🤖 AI Summary
This work addresses the critical challenge of uncontrolled knowledge retention in large language model (LLM) agents, which can accumulate sensitive or outdated information, posing significant privacy and security risks. The study introduces the first systematic characterization of multi-granular forgetting scenarios—spanning states, trajectories, and environments—and proposes a natural language–based directed forgetting framework that automatically translates high-level forgetting requests into executable prompts to selectively erase targeted knowledge from the agent. To evaluate forgetting efficacy, the authors devise a novel assessment methodology combining adversarial inference attacks with behavioral observation. Experimental results demonstrate that the proposed approach effectively removes specified information, substantially reducing an attacker’s inference success rate while preserving performance on unrelated tasks.
📝 Abstract
Large language model (LLM)-based agents have recently gained considerable attention due to the powerful reasoning capabilities of LLMs.

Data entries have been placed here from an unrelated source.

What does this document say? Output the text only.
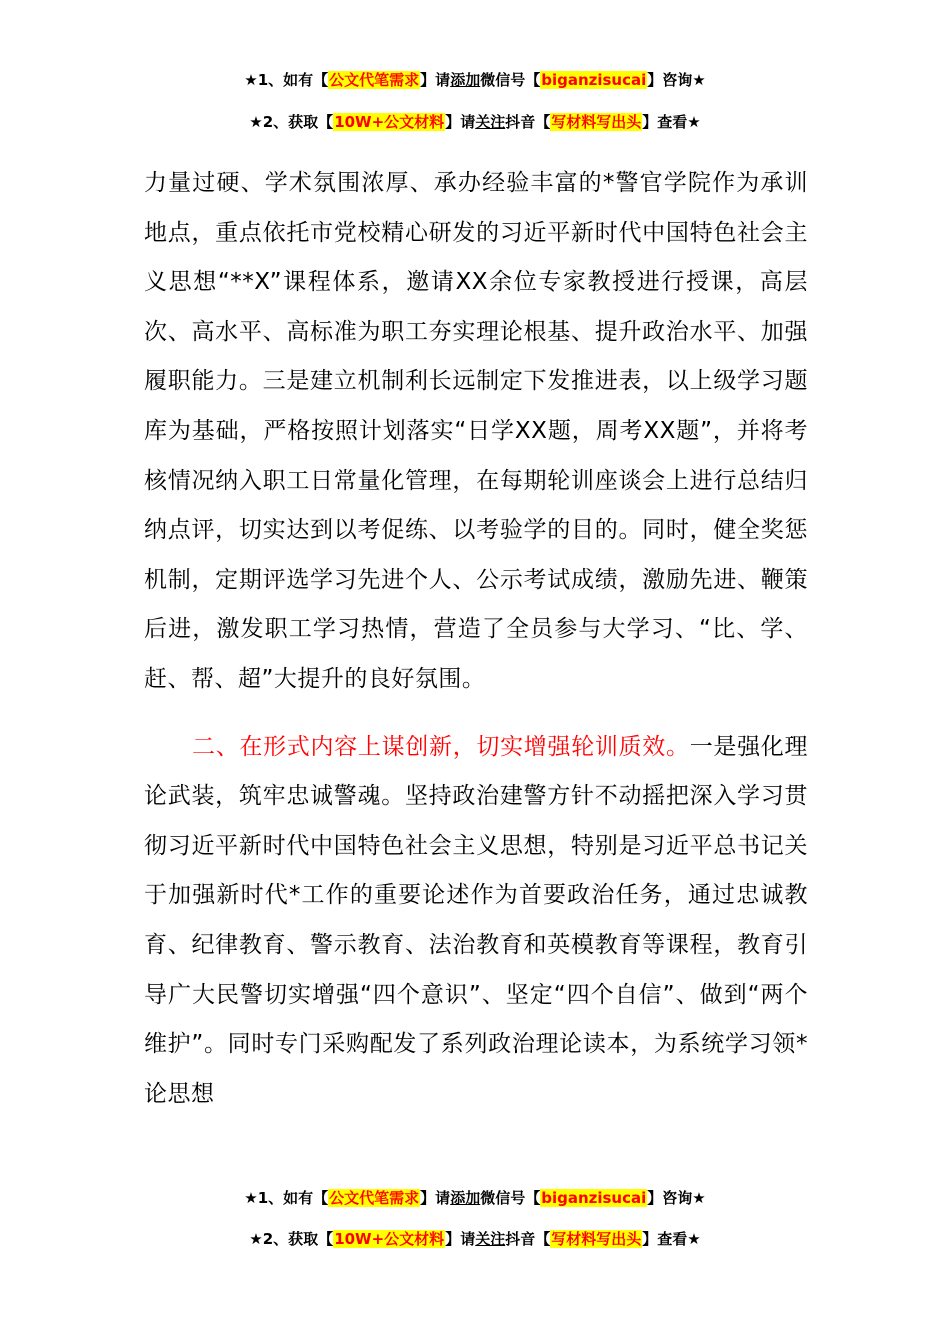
★1、如有【公文代笔需求】请添加微信号【biganzisucai】咨询★
★2、获取【10W+公文材料】请关注抖音【写材料写出头】查看★

力量过硬、学术氛围浓厚、承办经验丰富的*警官学院作为承训地点，重点依托市党校精心研发的习近平新时代中国特色社会主义思想“**X”课程体系，邀请XX余位专家教授进行授课，高层次、高水平、高标准为职工夯实理论根基、提升政治水平、加强履职能力。三是建立机制利长远制定下发推进表，以上级学习题库为基础，严格按照计划落实“日学XX题，周考XX题”，并将考核情况纳入职工日常量化管理，在每期轮训座谈会上进行总结归纳点评，切实达到以考促练、以考验学的目的。同时，健全奖惩机制，定期评选学习先进个人、公示考试成绩，激励先进、鞭策后进，激发职工学习热情，营造了全员参与大学习、“比、学、赶、帮、超”大提升的良好氛围。

二、在形式内容上谋创新，切实增强轮训质效。一是强化理论武装，筑牢忠诚警魂。坚持政治建警方针不动摇把深入学习贯彻习近平新时代中国特色社会主义思想，特别是习近平总书记关于加强新时代*工作的重要论述作为首要政治任务，通过忠诚教育、纪律教育、警示教育、法治教育和英模教育等课程，教育引导广大民警切实增强“四个意识”、坚定“四个自信”、做到“两个维护”。同时专门采购配发了系列政治理论读本，为系统学习领*论思想

★1、如有【公文代笔需求】请添加微信号【biganzisucai】咨询★
★2、获取【10W+公文材料】请关注抖音【写材料写出头】查看★
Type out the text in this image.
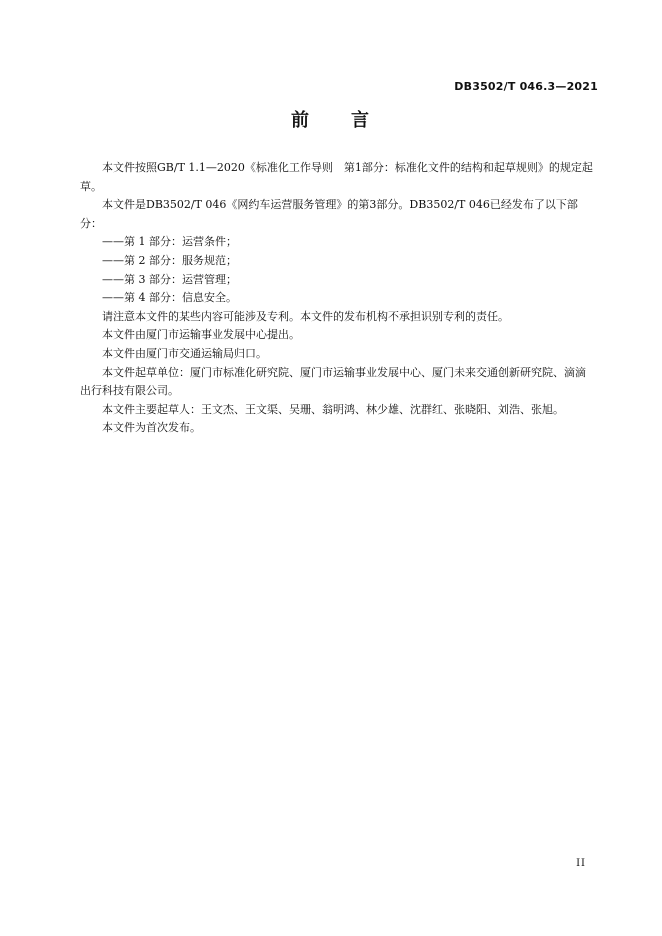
DB3502/T 046.3—2021
前 言

本文件按照GB/T 1.1—2020《标准化工作导则　第1部分：标准化文件的结构和起草规则》的规定起草。

本文件是DB3502/T 046《网约车运营服务管理》的第3部分。DB3502/T 046已经发布了以下部分：

——第 1 部分：运营条件；

——第 2 部分：服务规范；

——第 3 部分：运营管理；

——第 4 部分：信息安全。

请注意本文件的某些内容可能涉及专利。本文件的发布机构不承担识别专利的责任。

本文件由厦门市运输事业发展中心提出。

本文件由厦门市交通运输局归口。

本文件起草单位：厦门市标准化研究院、厦门市运输事业发展中心、厦门未来交通创新研究院、滴滴出行科技有限公司。

本文件主要起草人：王文杰、王文渠、吴珊、翁明鸿、林少雄、沈群红、张晓阳、刘浩、张旭。

本文件为首次发布。

II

Existing research predominantly focuses on enhancing the task performance of these agents in diverse scenarios. However, as LLM-based agents become increasingly integrated into real-world applications, significant concerns emerge regarding their accumulation of sensitive or outdated knowledge. Addressing these concerns requires the development of mechanisms that allow agents to selectively forget previously learned knowledge, giving rise to a new term LLM-based agent unlearning. This paper initiates research on unlearning in LLM-based agents. Specifically, we propose a novel and comprehensive framework that categorizes unlearning scenarios into three contexts: state unlearning (forgetting specific states or items), trajectory unlearning (forgetting sequences of actions) and environment unlearning (forgetting entire environments or categories of tasks). Within this framework, we introduce a natural language-based unlearning method that trains a conversion model to transform high-level unlearning requests into actionable unlearning prompts, guiding agents through a controlled forgetting process. Moreover, to evaluate the robustness of the proposed framework, we introduce an unlearning inference adversary capable of crafting prompts, querying agents, and observing their behaviors in an attempt to infer the forgotten knowledge. Experimental results show that our approach effectively enables agents to forget targeted knowledge while preserving performance on untargeted tasks, and prevents the adversary from inferring the forgotten knowledge.